🤖 AI Summary
Segmenting slender, low-contrast coronary arteries in angiography is challenging due to ambiguous boundaries and topological discontinuities. This paper proposes a boundary-aware segmentation model based solely on a Vision Transformer (ViT) architecture—eliminating all CNN components to preserve a lightweight, fully transformer-based design that supports scalable pretraining and transfer learning. The key innovation is an edge-aware loss function that explicitly guides the ViT to learn precise vascular boundaries.

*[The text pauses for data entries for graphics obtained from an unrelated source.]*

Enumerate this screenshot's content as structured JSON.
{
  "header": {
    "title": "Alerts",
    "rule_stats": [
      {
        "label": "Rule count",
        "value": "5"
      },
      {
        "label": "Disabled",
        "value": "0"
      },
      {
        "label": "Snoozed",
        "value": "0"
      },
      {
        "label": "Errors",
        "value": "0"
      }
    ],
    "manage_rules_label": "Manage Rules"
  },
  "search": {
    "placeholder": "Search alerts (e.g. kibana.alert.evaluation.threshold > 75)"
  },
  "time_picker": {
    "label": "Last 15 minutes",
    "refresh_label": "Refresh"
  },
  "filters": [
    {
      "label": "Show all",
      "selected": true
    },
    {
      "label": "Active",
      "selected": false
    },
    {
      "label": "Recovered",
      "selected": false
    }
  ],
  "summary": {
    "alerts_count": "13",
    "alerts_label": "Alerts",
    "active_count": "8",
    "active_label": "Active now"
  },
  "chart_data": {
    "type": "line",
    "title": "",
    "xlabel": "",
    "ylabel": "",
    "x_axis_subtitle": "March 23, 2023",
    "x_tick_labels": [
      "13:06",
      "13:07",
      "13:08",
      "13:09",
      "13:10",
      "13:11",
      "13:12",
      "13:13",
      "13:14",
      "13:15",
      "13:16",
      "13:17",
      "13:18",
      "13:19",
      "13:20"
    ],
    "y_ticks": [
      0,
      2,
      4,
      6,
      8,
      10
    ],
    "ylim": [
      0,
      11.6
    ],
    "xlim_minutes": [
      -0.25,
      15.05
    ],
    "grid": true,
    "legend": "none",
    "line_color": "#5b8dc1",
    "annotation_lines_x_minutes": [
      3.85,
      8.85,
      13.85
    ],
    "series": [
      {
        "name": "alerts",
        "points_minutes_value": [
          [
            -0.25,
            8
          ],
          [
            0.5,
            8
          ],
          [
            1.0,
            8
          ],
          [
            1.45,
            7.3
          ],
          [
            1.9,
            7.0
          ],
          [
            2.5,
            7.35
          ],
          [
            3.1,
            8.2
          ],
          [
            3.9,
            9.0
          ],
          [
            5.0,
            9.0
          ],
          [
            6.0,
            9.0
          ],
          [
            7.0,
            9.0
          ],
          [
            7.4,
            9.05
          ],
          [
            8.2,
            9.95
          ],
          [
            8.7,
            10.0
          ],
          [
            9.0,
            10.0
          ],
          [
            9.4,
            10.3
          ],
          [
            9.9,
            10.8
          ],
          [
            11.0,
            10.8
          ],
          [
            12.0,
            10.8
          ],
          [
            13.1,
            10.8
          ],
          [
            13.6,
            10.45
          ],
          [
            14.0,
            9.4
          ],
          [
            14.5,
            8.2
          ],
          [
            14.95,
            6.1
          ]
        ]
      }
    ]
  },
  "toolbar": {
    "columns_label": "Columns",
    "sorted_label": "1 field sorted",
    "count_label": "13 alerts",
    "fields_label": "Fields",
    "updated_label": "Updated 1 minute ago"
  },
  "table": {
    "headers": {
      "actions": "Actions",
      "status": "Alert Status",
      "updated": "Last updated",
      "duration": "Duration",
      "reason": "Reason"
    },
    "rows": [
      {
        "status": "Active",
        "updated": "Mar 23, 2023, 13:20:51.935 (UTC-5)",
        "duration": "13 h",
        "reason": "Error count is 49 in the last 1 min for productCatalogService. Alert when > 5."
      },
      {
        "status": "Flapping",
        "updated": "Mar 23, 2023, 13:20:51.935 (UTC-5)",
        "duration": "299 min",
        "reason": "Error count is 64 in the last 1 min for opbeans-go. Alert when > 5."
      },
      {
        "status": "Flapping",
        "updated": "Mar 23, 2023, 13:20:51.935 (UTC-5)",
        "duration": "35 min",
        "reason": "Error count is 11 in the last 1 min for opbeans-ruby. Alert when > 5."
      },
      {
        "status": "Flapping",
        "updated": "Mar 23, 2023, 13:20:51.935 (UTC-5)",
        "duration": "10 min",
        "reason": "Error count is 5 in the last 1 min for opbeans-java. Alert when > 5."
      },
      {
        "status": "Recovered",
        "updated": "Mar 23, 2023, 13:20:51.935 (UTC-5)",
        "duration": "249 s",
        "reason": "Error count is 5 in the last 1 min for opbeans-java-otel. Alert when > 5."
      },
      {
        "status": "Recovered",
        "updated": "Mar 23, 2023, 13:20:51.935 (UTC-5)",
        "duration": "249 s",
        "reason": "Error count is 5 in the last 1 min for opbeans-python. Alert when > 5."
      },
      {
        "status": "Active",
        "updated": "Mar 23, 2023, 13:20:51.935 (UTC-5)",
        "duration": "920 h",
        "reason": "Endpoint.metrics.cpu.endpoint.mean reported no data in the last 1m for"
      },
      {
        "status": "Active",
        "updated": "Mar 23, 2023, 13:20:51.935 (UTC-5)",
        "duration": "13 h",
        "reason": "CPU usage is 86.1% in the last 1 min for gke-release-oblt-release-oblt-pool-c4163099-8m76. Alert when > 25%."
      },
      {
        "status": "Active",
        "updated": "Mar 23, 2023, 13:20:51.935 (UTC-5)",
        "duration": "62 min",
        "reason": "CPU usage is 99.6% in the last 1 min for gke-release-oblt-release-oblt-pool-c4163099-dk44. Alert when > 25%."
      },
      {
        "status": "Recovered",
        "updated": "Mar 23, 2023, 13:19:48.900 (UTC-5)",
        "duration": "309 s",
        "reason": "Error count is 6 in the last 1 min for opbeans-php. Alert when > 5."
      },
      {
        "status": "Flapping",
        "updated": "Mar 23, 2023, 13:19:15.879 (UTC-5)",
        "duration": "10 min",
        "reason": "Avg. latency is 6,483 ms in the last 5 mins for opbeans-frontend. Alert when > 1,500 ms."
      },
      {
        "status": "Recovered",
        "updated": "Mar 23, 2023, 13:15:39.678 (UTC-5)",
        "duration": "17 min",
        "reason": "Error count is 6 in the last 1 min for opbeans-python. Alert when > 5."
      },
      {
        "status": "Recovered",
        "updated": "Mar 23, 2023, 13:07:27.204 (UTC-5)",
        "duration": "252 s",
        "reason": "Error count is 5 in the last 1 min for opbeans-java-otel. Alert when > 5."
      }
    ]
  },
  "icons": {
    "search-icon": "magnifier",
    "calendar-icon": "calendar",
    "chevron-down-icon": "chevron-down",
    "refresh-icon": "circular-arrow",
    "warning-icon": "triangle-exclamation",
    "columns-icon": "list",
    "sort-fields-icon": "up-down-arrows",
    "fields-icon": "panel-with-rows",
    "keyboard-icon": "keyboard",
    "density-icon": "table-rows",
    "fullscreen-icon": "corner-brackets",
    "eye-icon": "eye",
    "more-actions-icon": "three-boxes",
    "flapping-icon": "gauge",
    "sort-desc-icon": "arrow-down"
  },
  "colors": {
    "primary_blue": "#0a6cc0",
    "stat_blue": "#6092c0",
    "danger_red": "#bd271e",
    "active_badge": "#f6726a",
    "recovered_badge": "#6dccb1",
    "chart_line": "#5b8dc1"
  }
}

Evaluated on the DCA-1 dataset, the model achieves state-of-the-art performance across critical metrics—including Dice score, 95th-percentile Hausdorff distance (HD95), and average surface distance (ASD)—significantly outperforming both conventional CNNs and hybrid CNN-ViT approaches. It delivers clinically viable segmentation with superior accuracy and topological continuity.
📝 Abstract
Accurate segmentation of vascular structures in coronary angiography remains a core challenge in medical image analysis due to the complexity of elongated, thin, and low-contrast vessels. Classical convolutional neural networks (CNNs) often fail to preserve topological continuity, while recent Vision Transformer (ViT)-based models, although strong in global context modeling, lack precise boundary awareness. In this work, we introduce BAVT, a Boundary-Aware Vision Transformer, a ViT-based architecture enhanced with an edge-aware loss that explicitly guides the segmentation toward fine-grained vascular boundaries. Unlike hybrid transformer-CNN models, BAVT retains a minimal, scalable structure that is fully compatible with large-scale vision foundation model (VFM) pretraining. We validate our approach on the DCA-1 coronary angiography dataset, where BAVT achieves superior performance across medical image segmentation metrics outperforming both CNN and hybrid baselines. These results demonstrate the effectiveness of combining plain ViT encoders with boundary-aware supervision for clinical-grade vascular segmentation.